« La difficulté d’abolir les usuriers étant à peu près la même que celle d’empêcher les gens qui ont besoin d’eau d’y avoir recours
Par Benoit Granger le dimanche 28 décembre 2008, 10:06 - 10 - Vrac - Lien permanent
« La difficulté d’abolir les usuriers étant à peu près la même que celle d’empêcher les gens qui ont besoin d’eau d’y avoir recours, on a considéré qu’une tolérance conditionnelle était le seul et le meilleur parti qu’il y eut à prendre ». C’est dans le magnifique livre de Laurence Fontaine, « L’économie morale – pauvreté crédit et confiance dans l’Europe préindustrielle », p 128.
C’est une citation d’un mémoire composé en 1770 par ordre de Sartine à la demande de Marie-Thérèse. Et l’actualité de la question est énorme. Même si le mont de piété, devenu Crédit municipal, a ralenti la mise en gage des biens par les pauvres... A l’époque, la motivation principale des réformateurs pour contrôler l’activité de prêteurs est d’une part le taux d’intérêt, très élevé ; d’autre part, le vol des gages (on vient mettre en gage une nippe, un objet, que finalement le vendeur vendra : donc impossible de le récupérer).

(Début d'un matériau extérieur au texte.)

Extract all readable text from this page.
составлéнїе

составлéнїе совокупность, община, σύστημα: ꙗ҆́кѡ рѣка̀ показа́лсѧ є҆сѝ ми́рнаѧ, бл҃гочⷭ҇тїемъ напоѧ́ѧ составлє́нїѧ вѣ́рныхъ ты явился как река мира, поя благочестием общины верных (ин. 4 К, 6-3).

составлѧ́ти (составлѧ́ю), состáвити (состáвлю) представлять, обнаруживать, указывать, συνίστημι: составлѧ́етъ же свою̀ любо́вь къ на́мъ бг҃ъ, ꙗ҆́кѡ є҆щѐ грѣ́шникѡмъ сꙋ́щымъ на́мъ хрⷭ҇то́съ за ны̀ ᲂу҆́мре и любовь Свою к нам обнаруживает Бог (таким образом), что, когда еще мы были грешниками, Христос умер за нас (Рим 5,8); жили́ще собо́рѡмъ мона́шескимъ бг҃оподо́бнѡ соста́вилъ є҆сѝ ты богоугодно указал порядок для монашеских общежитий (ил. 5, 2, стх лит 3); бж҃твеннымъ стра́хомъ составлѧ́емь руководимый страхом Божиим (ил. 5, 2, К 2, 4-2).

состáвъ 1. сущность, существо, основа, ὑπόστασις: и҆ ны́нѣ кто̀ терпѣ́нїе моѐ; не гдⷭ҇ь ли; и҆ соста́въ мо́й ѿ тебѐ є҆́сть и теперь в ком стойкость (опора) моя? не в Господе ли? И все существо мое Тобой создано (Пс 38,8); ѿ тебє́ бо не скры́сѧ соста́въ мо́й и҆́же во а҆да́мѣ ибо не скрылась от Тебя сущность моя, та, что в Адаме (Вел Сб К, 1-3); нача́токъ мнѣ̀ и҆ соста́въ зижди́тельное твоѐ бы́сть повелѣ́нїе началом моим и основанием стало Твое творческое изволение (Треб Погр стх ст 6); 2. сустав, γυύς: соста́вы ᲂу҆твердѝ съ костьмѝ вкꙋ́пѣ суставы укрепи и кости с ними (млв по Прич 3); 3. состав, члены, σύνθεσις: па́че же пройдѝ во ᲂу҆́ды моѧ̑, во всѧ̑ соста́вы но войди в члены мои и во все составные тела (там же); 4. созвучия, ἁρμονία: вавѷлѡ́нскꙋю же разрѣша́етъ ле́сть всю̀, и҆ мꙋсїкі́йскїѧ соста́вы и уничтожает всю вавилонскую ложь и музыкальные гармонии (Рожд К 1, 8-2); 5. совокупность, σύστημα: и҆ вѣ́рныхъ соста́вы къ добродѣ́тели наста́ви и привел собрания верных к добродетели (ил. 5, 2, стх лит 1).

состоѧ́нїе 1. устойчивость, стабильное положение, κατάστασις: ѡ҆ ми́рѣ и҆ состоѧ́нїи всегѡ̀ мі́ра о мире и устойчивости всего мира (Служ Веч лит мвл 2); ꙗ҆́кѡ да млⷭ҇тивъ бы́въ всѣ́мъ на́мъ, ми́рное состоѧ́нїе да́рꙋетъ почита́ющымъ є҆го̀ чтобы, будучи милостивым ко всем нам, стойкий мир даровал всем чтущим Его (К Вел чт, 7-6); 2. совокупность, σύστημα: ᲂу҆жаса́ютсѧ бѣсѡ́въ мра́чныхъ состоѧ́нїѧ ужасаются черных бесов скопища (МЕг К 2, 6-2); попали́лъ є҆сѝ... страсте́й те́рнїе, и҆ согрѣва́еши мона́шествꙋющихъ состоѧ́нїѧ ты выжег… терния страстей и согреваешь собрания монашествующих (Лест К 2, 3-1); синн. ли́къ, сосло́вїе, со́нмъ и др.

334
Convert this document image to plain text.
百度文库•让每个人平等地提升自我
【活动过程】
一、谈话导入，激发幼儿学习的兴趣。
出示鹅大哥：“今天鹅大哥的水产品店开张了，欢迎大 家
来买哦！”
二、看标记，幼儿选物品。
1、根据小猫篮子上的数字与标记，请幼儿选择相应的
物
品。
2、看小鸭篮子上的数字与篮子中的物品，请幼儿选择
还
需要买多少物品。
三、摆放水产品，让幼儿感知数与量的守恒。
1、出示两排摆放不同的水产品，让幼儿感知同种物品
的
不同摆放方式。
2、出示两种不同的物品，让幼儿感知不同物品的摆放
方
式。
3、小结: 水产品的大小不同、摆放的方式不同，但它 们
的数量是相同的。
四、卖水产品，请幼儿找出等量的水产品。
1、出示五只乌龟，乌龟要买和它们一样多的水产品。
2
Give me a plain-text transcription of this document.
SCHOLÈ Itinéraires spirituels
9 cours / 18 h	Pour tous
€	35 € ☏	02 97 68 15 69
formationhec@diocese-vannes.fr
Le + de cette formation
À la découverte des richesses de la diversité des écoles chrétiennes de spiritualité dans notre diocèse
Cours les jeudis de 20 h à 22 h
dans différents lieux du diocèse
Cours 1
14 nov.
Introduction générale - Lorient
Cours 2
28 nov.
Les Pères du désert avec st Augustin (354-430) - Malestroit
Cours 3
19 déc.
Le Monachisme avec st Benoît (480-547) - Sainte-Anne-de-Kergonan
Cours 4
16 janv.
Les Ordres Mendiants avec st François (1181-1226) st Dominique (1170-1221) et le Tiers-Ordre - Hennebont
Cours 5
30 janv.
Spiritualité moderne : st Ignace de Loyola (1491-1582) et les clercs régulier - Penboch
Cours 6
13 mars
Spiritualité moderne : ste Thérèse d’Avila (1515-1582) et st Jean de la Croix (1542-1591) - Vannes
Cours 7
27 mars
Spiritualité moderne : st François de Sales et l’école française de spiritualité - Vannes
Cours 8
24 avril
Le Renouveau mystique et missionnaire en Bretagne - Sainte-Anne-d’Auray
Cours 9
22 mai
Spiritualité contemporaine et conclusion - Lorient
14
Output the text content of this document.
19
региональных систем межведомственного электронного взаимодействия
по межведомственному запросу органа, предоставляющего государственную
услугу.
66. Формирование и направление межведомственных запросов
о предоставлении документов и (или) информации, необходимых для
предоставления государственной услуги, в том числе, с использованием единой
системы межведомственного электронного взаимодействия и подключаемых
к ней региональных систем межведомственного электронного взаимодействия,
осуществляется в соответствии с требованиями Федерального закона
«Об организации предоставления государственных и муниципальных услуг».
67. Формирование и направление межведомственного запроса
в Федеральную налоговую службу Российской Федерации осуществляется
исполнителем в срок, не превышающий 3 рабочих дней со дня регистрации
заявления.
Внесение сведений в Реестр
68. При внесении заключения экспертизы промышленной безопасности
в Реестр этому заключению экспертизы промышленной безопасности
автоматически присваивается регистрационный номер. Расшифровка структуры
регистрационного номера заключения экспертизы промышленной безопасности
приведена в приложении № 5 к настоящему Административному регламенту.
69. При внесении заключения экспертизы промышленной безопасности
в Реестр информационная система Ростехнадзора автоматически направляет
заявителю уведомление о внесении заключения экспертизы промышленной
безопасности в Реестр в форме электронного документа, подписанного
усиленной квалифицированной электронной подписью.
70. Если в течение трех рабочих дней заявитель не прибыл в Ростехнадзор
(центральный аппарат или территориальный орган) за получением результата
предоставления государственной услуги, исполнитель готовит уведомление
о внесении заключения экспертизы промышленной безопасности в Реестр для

Mais la question des taux d’intérêt n’est pas si simple. Même Turgot, également cité par Laurence Fontaine, défendra les petits prêteurs de rue dans son « Mémoire sur les prêts d’argent ». Il décrit parfaitement ce « prêt à la petite semaine » aux taux d’intérêt énormes. Cependant « les emprunteurs ne se plaignent pas des conditions de ce prêt sans lequel ils ne pourraient faire un commerce qui les fait vivre, et les prêteurs ne s’enrichissent pas beaucoup parce que cet intérêt exorbitant n’est guère que la compensation du risque que court le capital ».
Argument pragmatique, hors de toute moralisation ; et qui reste insuffisant s’il y a trop d’abus. Curieux : les philanthropes seront contre l’usure avec constance ; mais parmi eux, les seuls qui sont conséquents ont crée les Monts de piété. Les autres se sont contentés de critiquer au nom de la morale et de l’ « injustice » que subissaient les pauvres... pas très efficace !
Pour éviter le gage, Laurence Fontaine cite également le discours du prêteur (page 134) aux femmes des marchés (« poissardes revendeuses et pauvres fruitières »...) : soyez solidaires entre vous et jurez sur le christ que vous me rendrez, etc... Donc la caution (morale) remplace le gage et la transaction devient plus rentable pour tout le monde !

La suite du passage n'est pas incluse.